We're looking to buy land about 3 hrs from where we are currently. Realtor showed us a real pretty spread down in the valley of the Kiamichi mountains in SE Oklahoma. (who knew OK had a mountain?). 
Wife told the realtor, this is really pretty, but my girls won't give milk here? He looked at her like she was nuts as she explained that "their" favorite country western station would never come in down in this valley!


----------



## faarside (Mar 2, 2014)

I regularly play piano and acoustic guitar (soundscapes-type) music in the barn for our goats and sheep. There is a definite and noticeable calming effect while the music is playing compared to when it is not, in addition to a slight increase in goat milk production. The music seems to keep them audibly focused on something, making them less susceptible to outside noise that use to startle and annoy them. Research has been done that corroborates the calming effect of music on farm animals (you can google it).


----------



## Chadwick (Jan 24, 2014)

This is great! I play the irish bagpipes ( not loud like Scottish pipes ) and was hoping mine would enjoy it when they get home and settled in this summer. This is great news hopefully they will enjoy me playing for them in the evening!


----------



## Goat_in_Himmel (Jun 24, 2013)

Nooooooo, Chadwick! The bag of bagpipes is made of animal skin...often a goat's!


----------



## Chadwick (Jan 24, 2014)

Hahaha.....no goat hide is not used, cow is used now, but for most of history it was elk hide.

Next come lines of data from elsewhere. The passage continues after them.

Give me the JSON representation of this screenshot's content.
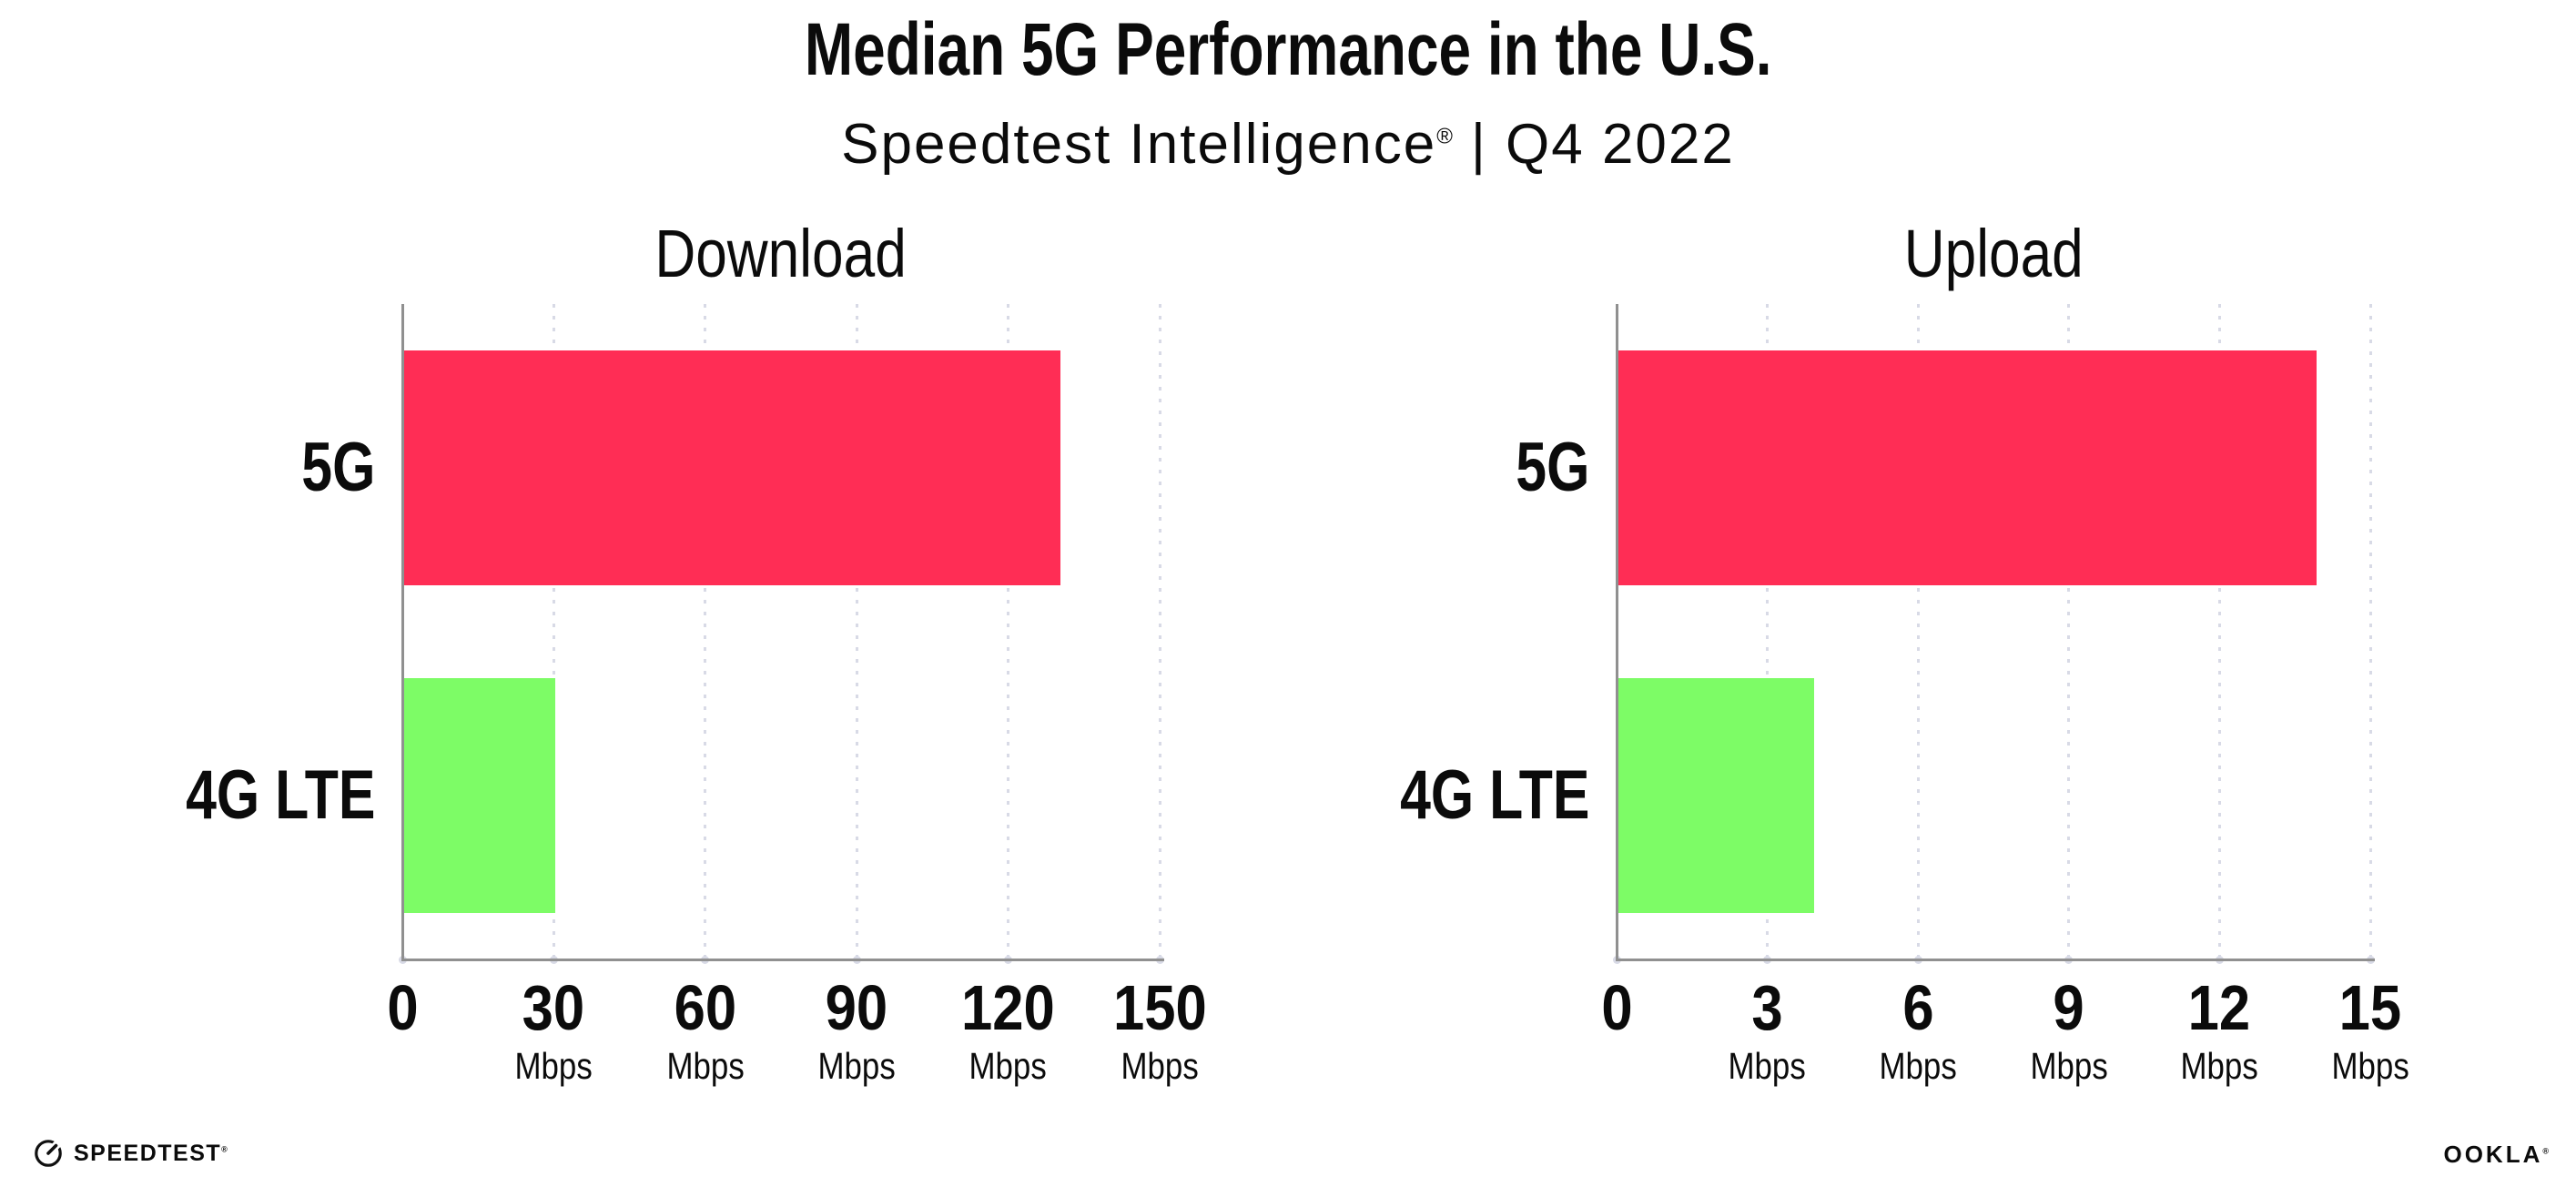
{
  "header": {
    "title": "Median 5G Performance in the U.S.",
    "subtitle": {
      "brand": "Speedtest Intelligence",
      "registered_mark": "®",
      "separator": "|",
      "period": "Q4 2022"
    }
  },
  "chart_data": [
    {
      "type": "bar",
      "orientation": "horizontal",
      "title": "Download",
      "categories": [
        "5G",
        "4G LTE"
      ],
      "values": [
        130,
        30
      ],
      "unit": "Mbps",
      "xlim": [
        0,
        150
      ],
      "xticks": [
        0,
        30,
        60,
        90,
        120,
        150
      ],
      "tick_unit_label": "Mbps",
      "bar_colors": [
        "#ff2d55",
        "#7dfc66"
      ],
      "grid": "vertical-dotted",
      "legend": "none"
    },
    {
      "type": "bar",
      "orientation": "horizontal",
      "title": "Upload",
      "categories": [
        "5G",
        "4G LTE"
      ],
      "values": [
        13.9,
        3.9
      ],
      "unit": "Mbps",
      "xlim": [
        0,
        15
      ],
      "xticks": [
        0,
        3,
        6,
        9,
        12,
        15
      ],
      "tick_unit_label": "Mbps",
      "bar_colors": [
        "#ff2d55",
        "#7dfc66"
      ],
      "grid": "vertical-dotted",
      "legend": "none"
    }
  ],
  "footer": {
    "speedtest": {
      "wordmark": "SPEEDTEST",
      "mark": "®",
      "icon": "speedtest-gauge-icon"
    },
    "ookla": {
      "wordmark": "OOKLA",
      "mark": "®"
    }
  },
  "colors": {
    "bar_5g": "#ff2d55",
    "bar_4g_lte": "#7dfc66",
    "axis": "#909090",
    "grid_dot": "#d8dae6",
    "text": "#0b0b0b"
  }
}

You can't find tanned elk hide anymore for obvious reasons. You are great that got a good giggle out of me!

The irish frame drum the bodhran is the goatskin drum, you can run those guys out if you want! Hahahahaha


----------



## Chadwick (Jan 24, 2014)

They are starting to use pleather and vinyl for bagpipe bags now too!


----------



## Chadwick (Jan 24, 2014)

I'm sorry you are right Italian pipes afghani pipes and several others do use goat, I just remembered. 

And the Winn goes to Himmel!


----------



## surfingirl (Feb 27, 2014)

When I sing to my goats I think they like it. I do it when I milk and they seem more relaxed.


----------